U.S. Representative Doug Lamborn (R-CO), Chairman of the Strategic Forces Subcommittee, delivered the following opening remarks at a hearing on the FY24 budget request for missile defense and missile defeat programs.
Rep. Lamborn's remarks as prepared for delivery:
I would like to begin by welcoming our witnesses here today. We have Mr. John Hill, the Deputy Assistant Secretary of Defense for Space and Missile Defense Policy.
We also have another Jon Hill, Vice Admiral Hill, the Director of the Missile Defense Agency.
We have Lieutenant General Karbler, from U.S. Army Space and Missile Defense Command. General Karbler, it was great visiting with you last week and seeing all the work you and your team are doing.
And finally, we have Major General David Miller, Director of Operations for Space Command.
This will likely be the last time that we have Vice Admiral Hill and Lieutenant General Karbler before our Subcommittee. Thank you both for your decades of service, and that of your families. Our country is stronger and safer because of your tireless dedication and the sacrifices that accompany your service. I offer heartfelt thanks from myself and the members of this subcommittee for it.
And now, on to the topic of the day – Missile Defense.
Missile defense policy has shifted from a partisan issue to one where there is much more consensus.
One of the driving factors behind this shift are the aggressive actions and advancing military capabilities of China and Russia. It's challenging to argue, as some have, that U.S. missile defenses are destabilizing when Russia's Moscow Missile Defense system alone has 68 interceptors – more than the total number of U.S. Ground Based Interceptors – armed with nuclear warheads. And just last week, China claims to have conducted a successful mid-course intercept test.
In addition to China and Russia's actions, North Korea and Iran are growing rogue threats.

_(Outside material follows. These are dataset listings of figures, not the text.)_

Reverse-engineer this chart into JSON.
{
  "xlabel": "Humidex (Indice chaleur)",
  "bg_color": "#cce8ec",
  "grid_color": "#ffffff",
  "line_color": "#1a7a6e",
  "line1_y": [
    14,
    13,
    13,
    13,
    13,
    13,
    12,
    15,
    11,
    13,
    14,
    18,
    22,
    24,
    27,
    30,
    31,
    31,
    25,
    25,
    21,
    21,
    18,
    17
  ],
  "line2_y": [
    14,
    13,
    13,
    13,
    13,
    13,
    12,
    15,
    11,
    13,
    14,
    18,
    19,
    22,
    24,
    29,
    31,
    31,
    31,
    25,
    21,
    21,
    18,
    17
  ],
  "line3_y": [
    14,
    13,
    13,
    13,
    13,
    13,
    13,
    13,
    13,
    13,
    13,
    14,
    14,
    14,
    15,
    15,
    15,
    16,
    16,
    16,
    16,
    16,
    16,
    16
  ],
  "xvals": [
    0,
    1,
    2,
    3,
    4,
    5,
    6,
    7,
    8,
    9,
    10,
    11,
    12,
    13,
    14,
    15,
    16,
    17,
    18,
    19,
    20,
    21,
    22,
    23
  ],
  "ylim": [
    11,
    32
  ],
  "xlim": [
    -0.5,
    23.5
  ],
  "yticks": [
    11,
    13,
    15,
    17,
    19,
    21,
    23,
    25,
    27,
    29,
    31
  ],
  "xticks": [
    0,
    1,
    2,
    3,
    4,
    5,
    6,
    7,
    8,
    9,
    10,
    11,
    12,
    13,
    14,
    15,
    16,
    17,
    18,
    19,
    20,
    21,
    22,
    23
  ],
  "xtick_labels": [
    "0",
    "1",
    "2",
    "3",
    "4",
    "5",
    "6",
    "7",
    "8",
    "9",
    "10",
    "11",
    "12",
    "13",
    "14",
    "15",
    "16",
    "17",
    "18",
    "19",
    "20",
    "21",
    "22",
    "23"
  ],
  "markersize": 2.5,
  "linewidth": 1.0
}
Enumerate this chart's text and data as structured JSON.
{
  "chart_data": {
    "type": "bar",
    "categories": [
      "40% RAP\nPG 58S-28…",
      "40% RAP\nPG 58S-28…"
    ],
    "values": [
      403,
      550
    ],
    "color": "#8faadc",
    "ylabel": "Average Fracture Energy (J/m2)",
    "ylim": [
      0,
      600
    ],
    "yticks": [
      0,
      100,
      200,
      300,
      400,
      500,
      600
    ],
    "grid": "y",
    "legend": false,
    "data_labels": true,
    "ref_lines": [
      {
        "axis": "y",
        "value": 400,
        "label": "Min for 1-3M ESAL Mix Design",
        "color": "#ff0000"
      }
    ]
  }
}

North Korea just last week conducted a flight test of a solid-fueled ICBM - a new capability for its military that is the result of its unprecedented pace of missile tests over the past year. And Iran has multiple Space Launch Vehicle programs that, in my opinion, are nothing more than flimsy cover for its ICBM program.
Missile defense policy has evolved in places like Ukraine and Israel, as we have seen how it is executed in real world operations. This is especially true given what Israel has been able to do with Iron Dome to protect its citizens, and recent advancements it has made with the Iron Beam directed energy program. In Ukraine, Vladimir Putin's unprovoked and unsuccessful invasion attempt has been stifled by missile defenses of critical military assets and population centers. Through both conflicts, it's proven that missile defenses save lives and buys time for senior leaders to make decisions regarding how to respond.
Missile defense of the American homeland provides similar benefits. If, for some misguided reason, an adversary attacks our territory, we need to be able to take out as many incoming missiles as possible, saving lives and providing senior leaders additional time to calibrate an appropriate response. Furthermore, knowing that we can defend our country and our people deters an adversary from even considering an attack on our homeland in the first place. This is inherently stabilizing.
There are some other issues I hope our witnesses will address today. I hope we hear how vital spectrum is to our homeland missile defenses. If we get the current spectrum debate wrong, there will be unfathomable consequences on our missile defense capabilities. These consequences include an overwhelming financial cost we would shoulder to replace our current systems and the unimaginable capability gap that would occur in the interim.
With this in mind, I hope we get an update on the Next Generation Interceptor program and hear how DoD and Congress can work together to accelerate it. Buying only 20 N-G-Is doesn't make sense. Instead, we need to look at a full replacement of the current fleet for a total of 64. I am also interested in having a discussion about reenergizing plans to field additional interceptors in upstate New York – which General Milley gave his support to earlier this month. We can't wait for Iran to test an ICBM before we begin construction on an East Coast site. We know from site construction in Alaska, that this will be a multi-year project, so it is best to get started now.
On Monday, I was able to attend the Space Symposium in my home district of Colorado Springs. Based on current trajectories in military technology and the innovation of the private sector, it's clear that the future of missile defense is increasingly becoming space-based. I hope that we can spend some time in the classified session discussing this reality.
One example of this that we can discuss here and is a high priority program for me is the H-B-T-S-S constellation which will provide the sensing, tracking, and fire control needed for hypersonic and other missile defense. Two of these payloads will launch this year, while the rest of the constellation will follow in a few years.
I also hope we hear from our policy witnesses as to why we are settling for President Biden's limited budget request for the Glide Phase Interceptor, or GPI, that doesn't get us a capability until the mid-2030s.
Given the rapid pace with which our adversaries are pursuing and fielding hypersonic systems, I am eager to hear ideas from DoD on how to pull both H-B-T-S-S and G-P-I to the left. On this issue, many of us in Congress feel a sense of urgency that does not seem to be shared by the executive branch - and that is a problem for our national security.
And with that, I turn to the Ranking Member for his opening remarks.